Best Practices: Backgrounds in Natural Language Code Policies

Best Practices: Backgrounds in Natural Language Code Policies

Examples of what to do and what to avoid when writing the "Background" for your Natural Language Code Policies.

Purpose

When you provide more clarity in your Natural Language Code Policy's background, your policy becomes more reliable and accurate.

What is a Background?

When writing your Natural Language Code Policy, you provide:

  • Question: The question to ask against a pull request. This should be a yes or no question.
  • Background: Optional background information about the question. This should provide context for your question.
  • Guidance - Optional guidance your policy will provide a viewer when a finding is identified. This should be a clear set of instructions.

Applying the tips below to your background will help your policies to:

  • Accurately scope which files are considered
  • Reason about your code
  • Decide when deeper tools (like codebase search or full-file loading) are necessary

1. Scope File Paths When Possible

✅ Do this:

  • "Only apply this check to files in /src/controllers/**"
  • "Limit this check to files under services/auth/ and middleware/"

❌ Avoid this:

  • "Check the whole codebase for this" — (too vague, slow, and may introduce noise)
  • "Anywhere this might happen" — (ambiguous and not helpful for targeting)

2. Target Specific Layers or Components

✅ Do this:

  • "Authorization is enforced at the controller layer — be sure to check it"
  • "Verify any additions to the service layer that might bypass our middleware"

❌ Avoid this:

  • "Just make sure this is secure" — (doesn't guide where your policy should look or what to expect)
  • "Check backend stuff" — (too generic)

3. Use File or Function Naming Cues

✅ Do this:

  • "Look for function names starting with validate or containing auth"
  • "Check for uses of unsafeEval() or similar patterns in JavaScript"

❌ Avoid this:

  • "Make sure dangerous functions aren't used" — (without naming the functions or providing examples)
  • "Find anything sketchy" — (subjective and lacks technical signal)

4. Indicate When Only PR Diffs Should Be Analyzed

✅ Do this:

  • "Only analyze changes introduced in this PR"
  • "Ignore unchanged files — only evaluate lines added or modified"

❌ Avoid this:

  • "Look through the repo to see if anything is wrong" — (forces full analysis unnecessarily)
  • "Verify the system works as intended" — (Your policy is not test automation!)

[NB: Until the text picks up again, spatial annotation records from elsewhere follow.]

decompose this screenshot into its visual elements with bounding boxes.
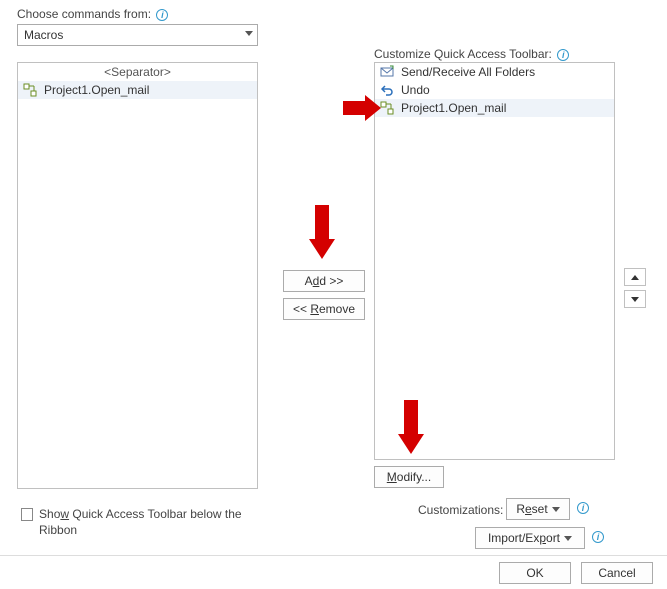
info-icon[interactable]: i (156, 9, 168, 21)
show-qat-below-ribbon-checkbox[interactable] (21, 508, 33, 521)
list-item[interactable]: <Separator> (18, 63, 257, 81)
modify-button-label: Modify... (387, 470, 431, 484)
undo-icon (379, 82, 395, 98)
ok-button-label: OK (526, 566, 543, 580)
cancel-button[interactable]: Cancel (581, 562, 653, 584)
reset-button[interactable]: Reset (506, 498, 570, 520)
choose-commands-label: Choose commands from: (17, 7, 151, 21)
send-receive-icon (379, 64, 395, 80)
list-item-label: Project1.Open_mail (401, 101, 506, 115)
list-item[interactable]: Project1.Open_mail (18, 81, 257, 99)
qat-listbox[interactable]: Send/Receive All Folders Undo Project1.O… (374, 62, 615, 460)
import-export-button[interactable]: Import/Export (475, 527, 585, 549)
list-item[interactable]: Send/Receive All Folders (375, 63, 614, 81)
chevron-down-icon (245, 31, 253, 39)
list-item[interactable]: Project1.Open_mail (375, 99, 614, 117)
import-export-button-label: Import/Export (488, 531, 560, 545)
list-item-label: Undo (401, 83, 430, 97)
move-up-button[interactable] (624, 268, 646, 286)
commands-from-value: Macros (24, 28, 63, 42)
cancel-button-label: Cancel (598, 566, 635, 580)
modify-button[interactable]: Modify... (374, 466, 444, 488)
remove-button[interactable]: << Remove (283, 298, 365, 320)
chevron-down-icon (564, 536, 572, 541)
info-icon[interactable]: i (557, 49, 569, 61)
reset-button-label: Reset (516, 502, 547, 516)
info-icon[interactable]: i (577, 502, 589, 514)
move-down-button[interactable] (624, 290, 646, 308)
chevron-down-icon (552, 507, 560, 512)
separator-item-label: <Separator> (22, 65, 253, 79)
divider (0, 555, 667, 556)
macro-icon (379, 100, 395, 116)
list-item-label: Send/Receive All Folders (401, 65, 535, 79)
list-item[interactable]: Undo (375, 81, 614, 99)
show-qat-below-ribbon-label: Show Quick Access Toolbar below the Ribb… (39, 506, 261, 538)
add-button[interactable]: Add >> (283, 270, 365, 292)
annotation-arrow-icon (307, 205, 337, 261)
remove-button-label: << Remove (293, 302, 355, 316)
chevron-down-icon (631, 297, 639, 302)
commands-listbox[interactable]: <Separator> Project1.Open_mail (17, 62, 258, 489)
chevron-up-icon (631, 275, 639, 280)
macro-icon (22, 82, 38, 98)
commands-from-select[interactable]: Macros (17, 24, 258, 46)
ok-button[interactable]: OK (499, 562, 571, 584)
list-item-label: Project1.Open_mail (44, 83, 149, 97)
customize-qat-label: Customize Quick Access Toolbar: (374, 47, 552, 61)
customizations-label: Customizations: (418, 503, 503, 517)
add-button-label: Add >> (305, 274, 344, 288)
info-icon[interactable]: i (592, 531, 604, 543)
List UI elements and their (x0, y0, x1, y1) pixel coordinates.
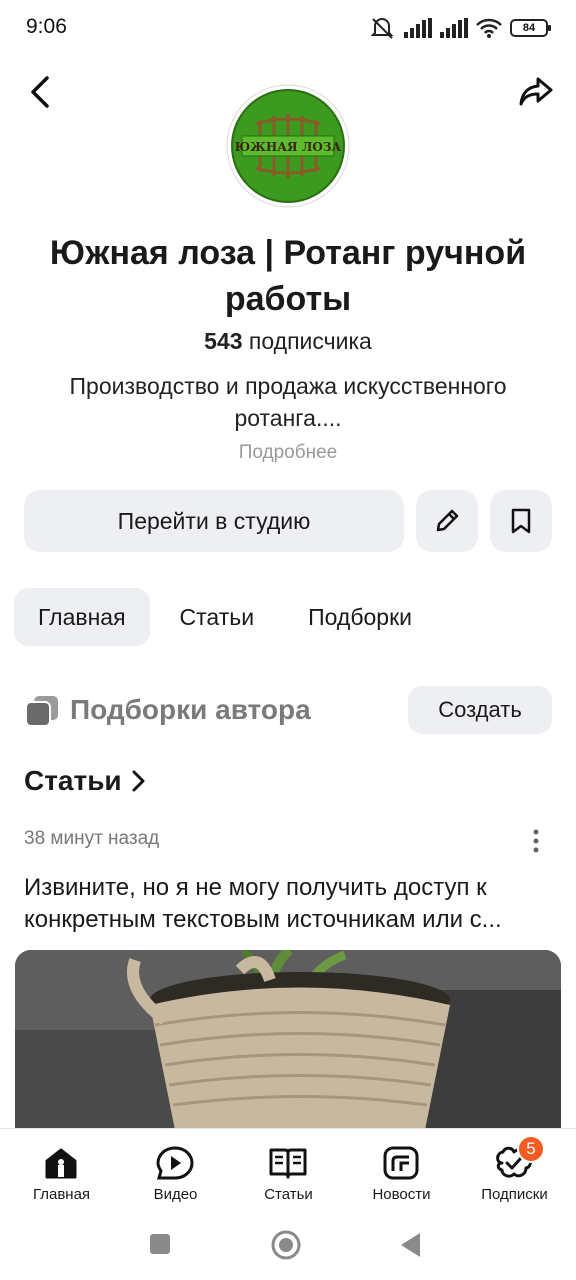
back-arrow-icon (31, 76, 49, 108)
logo-text: ЮЖНАЯ ЛОЗА (235, 140, 342, 154)
subscribers-number: 543 (204, 328, 243, 354)
home-icon (45, 1148, 77, 1179)
bookmark-button[interactable] (490, 490, 552, 552)
nav-news[interactable]: Новости (344, 1129, 459, 1213)
articles-heading[interactable]: Статьи (24, 765, 146, 797)
status-icons: 84 (370, 14, 551, 42)
news-icon (383, 1146, 419, 1180)
wifi-icon (476, 18, 502, 38)
subscribers-label: подписчика (248, 328, 372, 354)
collections-icon (25, 696, 58, 727)
nav-video-label: Видео (153, 1186, 198, 1203)
post-image[interactable] (15, 950, 561, 1130)
bookmark-icon (511, 508, 531, 534)
nav-news-label: Новости (372, 1186, 431, 1203)
battery-icon: 84 (510, 19, 551, 37)
nav-subscriptions-label: Подписки (481, 1186, 548, 1203)
share-icon (519, 77, 553, 106)
nav-home-label: Главная (32, 1186, 91, 1203)
edit-button[interactable] (416, 490, 478, 552)
go-to-studio-button[interactable]: Перейти в студию (24, 490, 404, 552)
channel-title: Южная лоза | Ротанг ручной работы (49, 234, 527, 318)
subscriptions-badge: 5 (517, 1135, 545, 1163)
articles-heading-label: Статьи (24, 765, 122, 796)
tab-collections[interactable]: Подборки (284, 588, 436, 646)
status-bar: 9:06 84 (0, 0, 576, 56)
video-icon (156, 1146, 194, 1180)
signal-icon-2 (440, 18, 468, 38)
tab-articles[interactable]: Статьи (156, 588, 279, 646)
bottom-navigation: Главная Видео Статьи Новости 5 Подписки (0, 1128, 576, 1212)
status-time: 9:06 (26, 15, 67, 38)
nav-articles-label: Статьи (264, 1186, 313, 1203)
recent-apps-icon[interactable] (148, 1232, 172, 1256)
more-vertical-icon (533, 829, 539, 853)
back-button[interactable] (18, 70, 62, 114)
signal-icon (404, 18, 432, 38)
channel-tabs: Главная Статьи Подборки (14, 588, 436, 646)
more-link[interactable]: Подробнее (0, 442, 576, 464)
pencil-icon (436, 509, 459, 532)
collections-title: Подборки автора (70, 694, 311, 725)
home-circle-icon[interactable] (270, 1229, 302, 1261)
chevron-right-icon (132, 770, 145, 792)
channel-logo: ЮЖНАЯ ЛОЗА (226, 84, 350, 208)
create-collection-button[interactable]: Создать (408, 686, 552, 734)
subscribers-count: 543 подписчика (0, 328, 576, 355)
nav-subscriptions[interactable]: 5 Подписки (457, 1129, 572, 1213)
post-text[interactable]: Извините, но я не могу получить доступ к… (24, 872, 554, 936)
system-navigation-bar (0, 1212, 576, 1280)
articles-icon (269, 1148, 307, 1179)
channel-description: Производство и продажа искусственного ро… (69, 373, 507, 431)
nav-video[interactable]: Видео (118, 1129, 233, 1213)
mute-alarm-icon (370, 18, 394, 39)
author-collections: Подборки автора Создать (24, 686, 554, 736)
share-button[interactable] (514, 70, 558, 114)
nav-home[interactable]: Главная (4, 1129, 119, 1213)
back-triangle-icon[interactable] (398, 1231, 424, 1259)
tab-main[interactable]: Главная (14, 588, 150, 646)
post-more-button[interactable] (522, 826, 550, 856)
nav-articles[interactable]: Статьи (231, 1129, 346, 1213)
post-time: 38 минут назад (24, 828, 160, 849)
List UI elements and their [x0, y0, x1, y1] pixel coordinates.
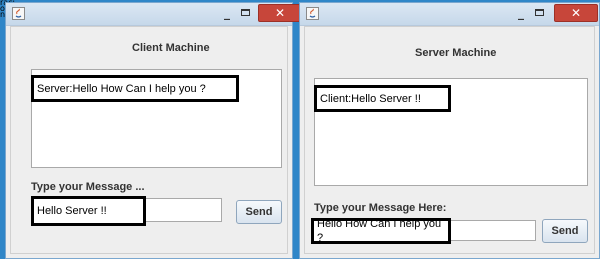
client-heading: Client Machine: [132, 42, 210, 54]
maximize-button[interactable]: [529, 5, 551, 23]
server-received-message: Client:Hello Server !!: [314, 85, 451, 112]
server-window: _ ✕ Server Machine Client:Hello Server !…: [299, 2, 600, 259]
server-message-prompt: Type your Message Here:: [314, 202, 447, 214]
close-button[interactable]: ✕: [554, 4, 598, 22]
server-send-button[interactable]: Send: [542, 219, 588, 243]
server-heading: Server Machine: [415, 47, 497, 59]
server-content-panel: Server Machine Client:Hello Server !! Ty…: [304, 26, 595, 254]
client-content-panel: Client Machine Server:Hello How Can I he…: [10, 26, 288, 254]
client-send-button[interactable]: Send: [236, 200, 282, 224]
client-received-message: Server:Hello How Can I help you ?: [31, 75, 239, 102]
java-app-icon: [12, 7, 25, 20]
close-button[interactable]: ✕: [258, 4, 302, 22]
client-titlebar[interactable]: _ ✕: [6, 3, 302, 26]
server-input-value[interactable]: Hello How Can I help you ?: [311, 218, 451, 244]
client-message-prompt: Type your Message ...: [31, 181, 145, 193]
client-input-value[interactable]: Hello Server !!: [31, 196, 146, 226]
java-app-icon: [306, 7, 319, 20]
server-titlebar[interactable]: _ ✕: [300, 3, 599, 26]
maximize-button[interactable]: [235, 5, 257, 23]
maximize-icon: [535, 9, 544, 16]
maximize-icon: [241, 9, 250, 16]
client-window: _ ✕ Client Machine Server:Hello How Can …: [5, 2, 302, 259]
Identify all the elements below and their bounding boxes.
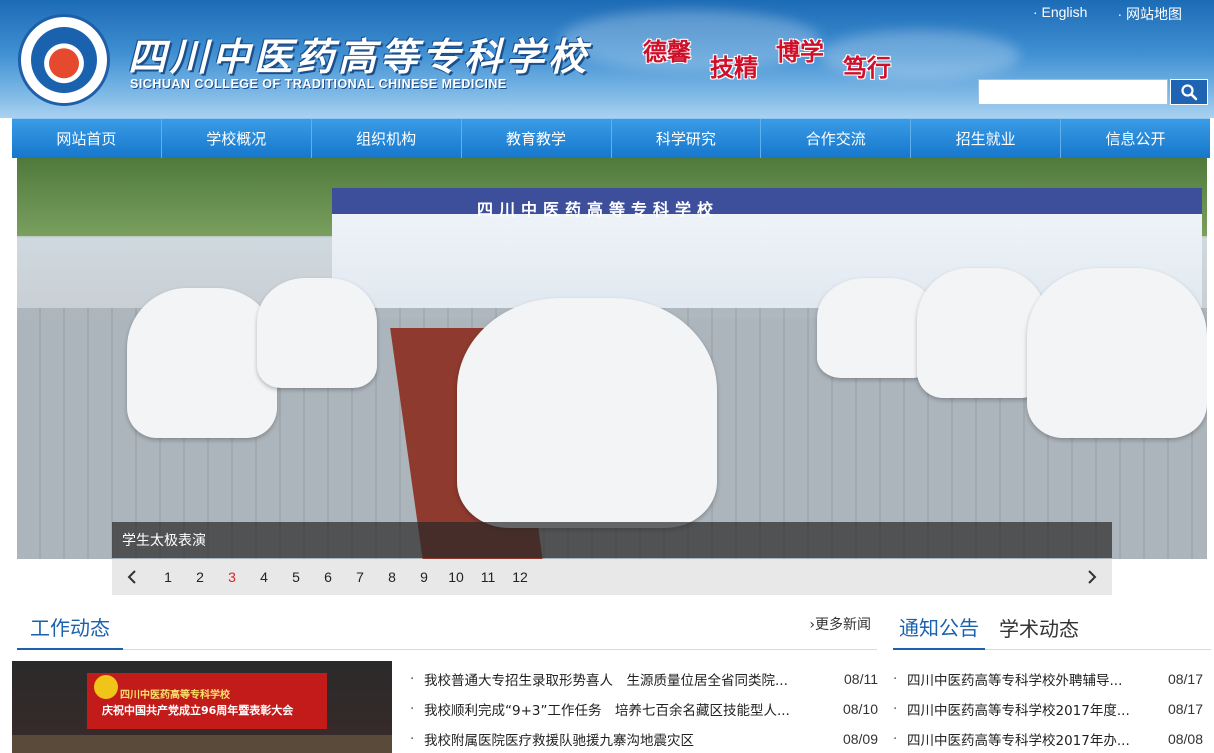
page-2[interactable]: 2 <box>184 569 216 585</box>
page-6[interactable]: 6 <box>312 569 344 585</box>
next-slide-button[interactable] <box>1072 559 1112 595</box>
work-news-title[interactable]: 工作动态 <box>17 604 123 650</box>
top-links: English 网站地图 <box>1033 4 1182 24</box>
banner-slide-image[interactable]: 四川中医药高等专科学校 <box>17 158 1207 559</box>
list-item[interactable]: · 四川中医药高等专科学校外聘辅导... 08/17 <box>893 664 1203 694</box>
notice-tabs: 通知公告 学术动态 <box>893 604 1211 650</box>
chevron-left-icon <box>127 570 136 584</box>
prev-slide-button[interactable] <box>112 559 152 595</box>
school-name-cn: 四川中医药高等专科学校 <box>128 34 591 79</box>
stage-title-2: 庆祝中国共产党成立96周年暨表彰大会 <box>102 704 294 717</box>
news-date: 08/10 <box>842 701 878 717</box>
search-button[interactable] <box>1170 79 1208 105</box>
motto-2: 技精 <box>710 53 758 82</box>
tab-academic[interactable]: 学术动态 <box>993 604 1085 650</box>
search-icon <box>1181 84 1198 101</box>
page-1[interactable]: 1 <box>152 569 184 585</box>
news-image[interactable]: 四川中医药高等专科学校 庆祝中国共产党成立96周年暨表彰大会 <box>12 661 392 753</box>
party-emblem-icon <box>94 675 118 699</box>
list-item[interactable]: · 我校附属医院医疗救援队驰援九寨沟地震灾区 08/09 <box>410 724 878 753</box>
page-7[interactable]: 7 <box>344 569 376 585</box>
page-5[interactable]: 5 <box>280 569 312 585</box>
school-name-en: SICHUAN COLLEGE OF TRADITIONAL CHINESE M… <box>130 77 507 91</box>
page-4[interactable]: 4 <box>248 569 280 585</box>
notice-date: 08/08 <box>1167 731 1203 747</box>
nav-admission[interactable]: 招生就业 <box>911 119 1062 158</box>
site-header: 四川中医药高等专科学校 SICHUAN COLLEGE OF TRADITION… <box>0 0 1214 118</box>
bullet-icon: · <box>893 671 898 687</box>
nav-home[interactable]: 网站首页 <box>12 119 162 158</box>
page-12[interactable]: 12 <box>504 569 536 585</box>
page-11[interactable]: 11 <box>472 569 504 585</box>
banner-caption: 学生太极表演 <box>112 522 1112 558</box>
nav-cooperation[interactable]: 合作交流 <box>761 119 912 158</box>
english-link[interactable]: English <box>1033 4 1088 24</box>
banner-pager: 1 2 3 4 5 6 7 8 9 10 11 12 <box>112 559 1112 595</box>
list-item[interactable]: · 四川中医药高等专科学校2017年办... 08/08 <box>893 724 1203 753</box>
work-news-list: · 我校普通大专招生录取形势喜人 生源质量位居全省同类院... 08/11 · 我校顺… <box>410 664 878 753</box>
search-box <box>978 79 1208 105</box>
bullet-icon: · <box>893 701 898 717</box>
stage-backdrop <box>87 673 327 729</box>
list-item[interactable]: · 我校普通大专招生录取形势喜人 生源质量位居全省同类院... 08/11 <box>410 664 878 694</box>
news-date: 08/11 <box>844 671 878 687</box>
list-item[interactable]: · 四川中医药高等专科学校2017年度... 08/17 <box>893 694 1203 724</box>
nav-education[interactable]: 教育教学 <box>462 119 612 158</box>
page-9[interactable]: 9 <box>408 569 440 585</box>
school-logo-icon[interactable] <box>18 14 110 106</box>
motto-1: 德馨 <box>643 37 691 66</box>
nav-info[interactable]: 信息公开 <box>1061 119 1210 158</box>
stage-floor <box>12 735 392 753</box>
notice-title: 四川中医药高等专科学校2017年度... <box>907 703 1130 719</box>
news-title: 我校普通大专招生录取形势喜人 生源质量位居全省同类院... <box>424 673 788 689</box>
motto-4: 笃行 <box>843 53 891 82</box>
notice-title: 四川中医药高等专科学校2017年办... <box>907 733 1130 749</box>
bullet-icon: · <box>893 731 898 747</box>
sitemap-link[interactable]: 网站地图 <box>1117 4 1182 24</box>
notice-list: · 四川中医药高等专科学校外聘辅导... 08/17 · 四川中医药高等专科学校201… <box>893 664 1203 753</box>
page-3[interactable]: 3 <box>216 569 248 585</box>
bullet-icon: · <box>410 671 415 687</box>
bullet-icon: · <box>410 731 415 747</box>
banner-booth-title: 四川中医药高等专科学校 <box>477 200 720 219</box>
news-title: 我校附属医院医疗救援队驰援九寨沟地震灾区 <box>424 733 694 749</box>
chevron-right-icon <box>1088 570 1097 584</box>
performer <box>457 298 717 528</box>
news-date: 08/09 <box>842 731 878 747</box>
performer <box>257 278 377 388</box>
nav-about[interactable]: 学校概况 <box>162 119 312 158</box>
work-news-header: 工作动态 ›更多新闻 <box>17 604 877 650</box>
nav-organization[interactable]: 组织机构 <box>312 119 462 158</box>
performer <box>1027 268 1207 438</box>
tab-notices[interactable]: 通知公告 <box>893 604 985 650</box>
notice-title: 四川中医药高等专科学校外聘辅导... <box>907 673 1123 689</box>
news-title: 我校顺利完成“9+3”工作任务 培养七百余名藏区技能型人... <box>424 703 790 719</box>
more-news-label: 更多新闻 <box>815 617 871 633</box>
stage-title-1: 四川中医药高等专科学校 <box>120 690 230 701</box>
search-input[interactable] <box>978 79 1168 105</box>
main-nav: 网站首页 学校概况 组织机构 教育教学 科学研究 合作交流 招生就业 信息公开 <box>12 118 1210 158</box>
more-news-link[interactable]: ›更多新闻 <box>809 614 871 634</box>
notice-date: 08/17 <box>1167 671 1203 687</box>
nav-research[interactable]: 科学研究 <box>612 119 762 158</box>
list-item[interactable]: · 我校顺利完成“9+3”工作任务 培养七百余名藏区技能型人... 08/10 <box>410 694 878 724</box>
page-10[interactable]: 10 <box>440 569 472 585</box>
bullet-icon: · <box>410 701 415 717</box>
notice-date: 08/17 <box>1167 701 1203 717</box>
motto-3: 博学 <box>776 37 824 66</box>
performer <box>127 288 277 438</box>
page-8[interactable]: 8 <box>376 569 408 585</box>
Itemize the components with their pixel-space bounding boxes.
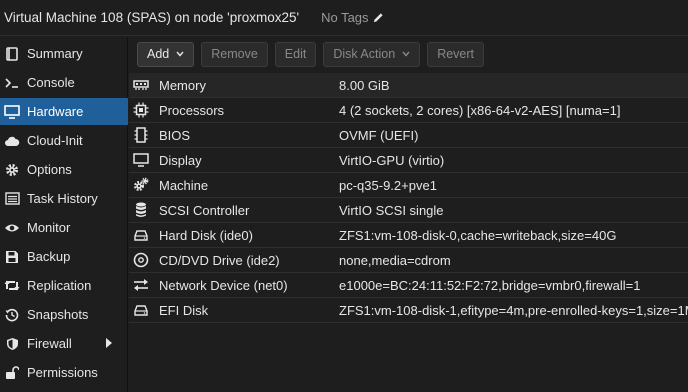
chevron-down-icon	[402, 50, 410, 58]
desktop-icon	[132, 151, 150, 169]
hardware-value: pc-q35-9.2+pve1	[339, 177, 437, 193]
hardware-name: Processors	[159, 102, 225, 118]
hdd-icon	[132, 226, 150, 244]
shield-icon	[3, 335, 21, 353]
database-icon	[132, 201, 150, 219]
hdd-icon	[132, 301, 150, 319]
tags-label: No Tags	[321, 10, 369, 25]
sidebar-item-snapshots[interactable]: Snapshots	[0, 301, 128, 328]
sidebar-item-label: Backup	[27, 249, 71, 264]
hardware-name: EFI Disk	[159, 302, 209, 318]
sidebar-item-firewall[interactable]: Firewall	[0, 330, 128, 357]
hardware-row-scsi-controller[interactable]: SCSI Controller VirtIO SCSI single	[129, 198, 688, 223]
title-bar: Virtual Machine 108 (SPAS) on node 'prox…	[0, 0, 688, 36]
sidebar-item-label: Options	[27, 162, 72, 177]
hardware-value: VirtIO-GPU (virtio)	[339, 152, 445, 168]
hardware-name: CD/DVD Drive (ide2)	[159, 252, 280, 268]
hardware-name: Memory	[159, 77, 206, 93]
chevron-down-icon	[176, 50, 184, 58]
hardware-row-processors[interactable]: Processors 4 (2 sockets, 2 cores) [x86-6…	[129, 98, 688, 123]
sidebar-item-label: Replication	[27, 278, 92, 293]
memory-icon	[132, 76, 150, 94]
hardware-row-hard-disk[interactable]: Hard Disk (ide0) ZFS1:vm-108-disk-0,cach…	[129, 223, 688, 248]
revert-button[interactable]: Revert	[427, 41, 485, 67]
hardware-row-bios[interactable]: BIOS OVMF (UEFI)	[129, 123, 688, 148]
sidebar-item-label: Task History	[27, 191, 98, 206]
hardware-row-display[interactable]: Display VirtIO-GPU (virtio)	[129, 148, 688, 173]
sidebar-item-summary[interactable]: Summary	[0, 40, 128, 67]
disk-action-button[interactable]: Disk Action	[323, 41, 421, 67]
book-icon	[3, 45, 21, 63]
edit-button[interactable]: Edit	[274, 41, 317, 67]
edit-button-label: Edit	[284, 47, 307, 61]
pencil-icon[interactable]	[373, 12, 384, 23]
sidebar-item-label: Summary	[27, 46, 83, 61]
hardware-row-efi-disk[interactable]: EFI Disk ZFS1:vm-108-disk-1,efitype=4m,p…	[129, 298, 688, 323]
toolbar: Add Remove Edit Disk Action Revert	[129, 37, 688, 71]
disk-action-button-label: Disk Action	[333, 47, 396, 61]
sidebar-item-label: Permissions	[27, 365, 98, 380]
cloud-icon	[3, 132, 21, 150]
list-icon	[3, 190, 21, 208]
hardware-row-network-device[interactable]: Network Device (net0) e1000e=BC:24:11:52…	[129, 273, 688, 298]
revert-button-label: Revert	[437, 47, 475, 61]
sidebar-item-options[interactable]: Options	[0, 156, 128, 183]
monitor-icon	[3, 103, 21, 121]
hardware-name: SCSI Controller	[159, 202, 250, 218]
floppy-icon	[3, 248, 21, 266]
remove-button[interactable]: Remove	[201, 41, 268, 67]
cdrom-icon	[132, 251, 150, 269]
cogs-icon	[132, 176, 150, 194]
history-icon	[3, 306, 21, 324]
hardware-value: OVMF (UEFI)	[339, 127, 419, 143]
hardware-name: Network Device (net0)	[159, 277, 288, 293]
sidebar-item-cloud-init[interactable]: Cloud-Init	[0, 127, 128, 154]
sidebar-item-backup[interactable]: Backup	[0, 243, 128, 270]
sidebar-item-hardware[interactable]: Hardware	[0, 98, 128, 125]
hardware-grid: Memory 8.00 GiB Processors 4 (2 sockets,…	[129, 73, 688, 392]
expand-arrow-icon[interactable]	[106, 338, 112, 348]
gear-icon	[3, 161, 21, 179]
hardware-value: e1000e=BC:24:11:52:F2:72,bridge=vmbr0,fi…	[339, 277, 641, 293]
page-title: Virtual Machine 108 (SPAS) on node 'prox…	[4, 10, 300, 25]
sidebar-item-replication[interactable]: Replication	[0, 272, 128, 299]
hardware-row-machine[interactable]: Machine pc-q35-9.2+pve1	[129, 173, 688, 198]
sidebar-item-permissions[interactable]: Permissions	[0, 359, 128, 386]
hardware-name: BIOS	[159, 127, 191, 143]
unlock-icon	[3, 364, 21, 382]
hardware-name: Display	[159, 152, 202, 168]
add-button-label: Add	[147, 47, 170, 61]
hardware-name: Machine	[159, 177, 209, 193]
add-button[interactable]: Add	[137, 41, 195, 67]
eye-icon	[3, 219, 21, 237]
exchange-icon	[132, 276, 150, 294]
hardware-value: 8.00 GiB	[339, 77, 390, 93]
sidebar-item-label: Console	[27, 75, 75, 90]
hardware-value: 4 (2 sockets, 2 cores) [x86-64-v2-AES] […	[339, 102, 621, 118]
retweet-icon	[3, 277, 21, 295]
sidebar-item-label: Firewall	[27, 336, 72, 351]
sidebar-item-task-history[interactable]: Task History	[0, 185, 128, 212]
sidebar-item-label: Hardware	[27, 104, 84, 119]
tags-editor[interactable]: No Tags	[321, 10, 383, 25]
sidebar-item-console[interactable]: Console	[0, 69, 128, 96]
hardware-value: none,media=cdrom	[339, 252, 451, 268]
cpu-icon	[132, 101, 150, 119]
hardware-row-cdrom[interactable]: CD/DVD Drive (ide2) none,media=cdrom	[129, 248, 688, 273]
terminal-icon	[3, 74, 21, 92]
hardware-value: VirtIO SCSI single	[339, 202, 444, 218]
hardware-row-memory[interactable]: Memory 8.00 GiB	[129, 73, 688, 98]
hardware-name: Hard Disk (ide0)	[159, 227, 253, 243]
sidebar-item-label: Cloud-Init	[27, 133, 83, 148]
sidebar-item-label: Snapshots	[27, 307, 89, 322]
hardware-value: ZFS1:vm-108-disk-0,cache=writeback,size=…	[339, 227, 617, 243]
hardware-value: ZFS1:vm-108-disk-1,efitype=4m,pre-enroll…	[339, 302, 688, 318]
microchip-icon	[132, 126, 150, 144]
sidebar-item-monitor[interactable]: Monitor	[0, 214, 128, 241]
remove-button-label: Remove	[211, 47, 258, 61]
sidebar-item-label: Monitor	[27, 220, 71, 235]
sidebar: Summary Console Hardware Cloud-Init Opti…	[0, 37, 128, 392]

5. Mention When Full-File or Tool-Based Analysis Is Needed

✅ Do this:

  • "If a helper is called, trace its definition from the imports"
  • "Use search tools if the current file doesn't define the authorization logic"

❌ Avoid this:

  • "You might need to look around" — (too vague to trigger action)
  • "Do whatever you need to do" — (unhelpful for your policy to provide meaningful insights)

6. Explain Known Indirection Patterns

✅ Do this:

  • "Database access may happen via helper functions in db/helpers.ts"
  • "Authorization is often wrapped in ensureAuthorizedUser() — follow that chain"

❌ Avoid this:

  • "Things are abstracted sometimes" — (does not explain how or where)
  • "Might be hidden" — (useless without hints for tracing)

7. Define What "Secure" Means

✅ Do this:

  • "Tokens must be validated using secureCompare()"
  • "CORS must not allow * unless isTrustedOrigin(origin) returns true"

❌ Avoid this:

  • "Just make sure it is secure" — (Every organization defines "secure" differently!)
  • "CORS should be safe" — (What is does "safe" even mean?)

8. Call Out Recognized Enforcement Mechanisms

✅ Do this:

  • "Authorization is enforced via the require_role decorator"
  • "Secure file uploads must go through validateFileType()"

❌ Avoid this:

  • "Look for auth stuff" — (doesn't clarify what the correct mechanism is)
  • "Check file uploads for problems" — (What kind of problems?)

9. Avoid Vague or Abstract Language

✅ Do this:

  • "Check that logging statements do not include variables like password, token, or apiKey"

❌ Avoid this:

  • "Make sure secrets are not logged" — (What is a "secret"? What logging system?)
  • "Scan for unsafe logging" — (What qualifies as unsafe?)

Recap

The tips above provide examples of things to do and things to avoid in the background of your Natural Language Code Policy so that your policy will work smarter for you!